People convinced of their own rightness trouble me. They believe that they alone have all the answers. And because certainty is seductive, other people soon begin to gather around them.
They agree with every word the leader says. So, a movement begins. It develops momentum. Increasing numbers join, anyone who disagrees is despised, and if the group gains political power, they are thrown into prison, exiled, or shot.
History shows where such certainty leads. Think of Adolf Hitler. He was certain that what he believed was right; certain that internal ‘enemies’ were weakening German society; certain that his ideas were the only ones that were valid. The result was the Holocaust, and a war in which thousands died.
Worryingly, there are contemporary examples. Living as we do, in such unhappy and troubled times across the world, we can see that the certainty of some political and religious leaders is resulting in war, injury, suffering and death.

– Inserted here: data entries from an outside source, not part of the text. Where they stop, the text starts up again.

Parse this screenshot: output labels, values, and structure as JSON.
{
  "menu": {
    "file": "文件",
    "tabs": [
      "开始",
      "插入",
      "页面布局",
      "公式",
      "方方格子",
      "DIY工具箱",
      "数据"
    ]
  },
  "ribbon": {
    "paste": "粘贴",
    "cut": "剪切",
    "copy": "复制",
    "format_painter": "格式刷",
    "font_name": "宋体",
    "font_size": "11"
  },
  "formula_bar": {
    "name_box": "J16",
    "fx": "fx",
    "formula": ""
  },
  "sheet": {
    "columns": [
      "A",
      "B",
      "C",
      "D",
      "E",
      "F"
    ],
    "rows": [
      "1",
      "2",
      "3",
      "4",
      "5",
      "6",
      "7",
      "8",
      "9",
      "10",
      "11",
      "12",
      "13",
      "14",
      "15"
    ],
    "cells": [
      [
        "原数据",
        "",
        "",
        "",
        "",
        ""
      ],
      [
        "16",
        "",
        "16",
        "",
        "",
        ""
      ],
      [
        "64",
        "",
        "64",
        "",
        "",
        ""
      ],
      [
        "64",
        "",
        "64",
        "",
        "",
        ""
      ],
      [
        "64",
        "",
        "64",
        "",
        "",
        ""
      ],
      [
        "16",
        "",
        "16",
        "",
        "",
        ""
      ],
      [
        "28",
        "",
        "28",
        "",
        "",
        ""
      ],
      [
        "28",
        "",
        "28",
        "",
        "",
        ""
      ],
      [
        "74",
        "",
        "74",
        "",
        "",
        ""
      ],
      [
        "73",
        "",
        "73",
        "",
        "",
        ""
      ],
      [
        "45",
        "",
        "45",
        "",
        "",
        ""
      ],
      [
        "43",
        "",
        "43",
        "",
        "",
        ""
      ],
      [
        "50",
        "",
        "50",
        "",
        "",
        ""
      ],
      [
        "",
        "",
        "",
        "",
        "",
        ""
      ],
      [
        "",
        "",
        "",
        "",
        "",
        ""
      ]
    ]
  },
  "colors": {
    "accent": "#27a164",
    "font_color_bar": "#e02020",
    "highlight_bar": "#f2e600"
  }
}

But it isn’t just the leaders in positions of political power. In the moments before a terrorist launches his bombs, is he not convinced that he alone is right, and therefore, by definition, all other human beings are misguided?
I want to make a case for uncertainty.
I want to suggest that uncertainty is a necessary part of what it means to be human.
I want to shout hoorahs for John Keats the poet, who wrote in a letter to his brothers in 1817 about the essential characteristics of “men of achievement”.
They were people, he believed, who were “capable of being in uncertainties, mysteries, doubts, without any irritable reaching after fact and reason.”
He was talking about literature, but it can be applied to politics. Uncertainty is not weakness, it is a vital element in our lives, a necessary way of challenging the tyranny of certainty.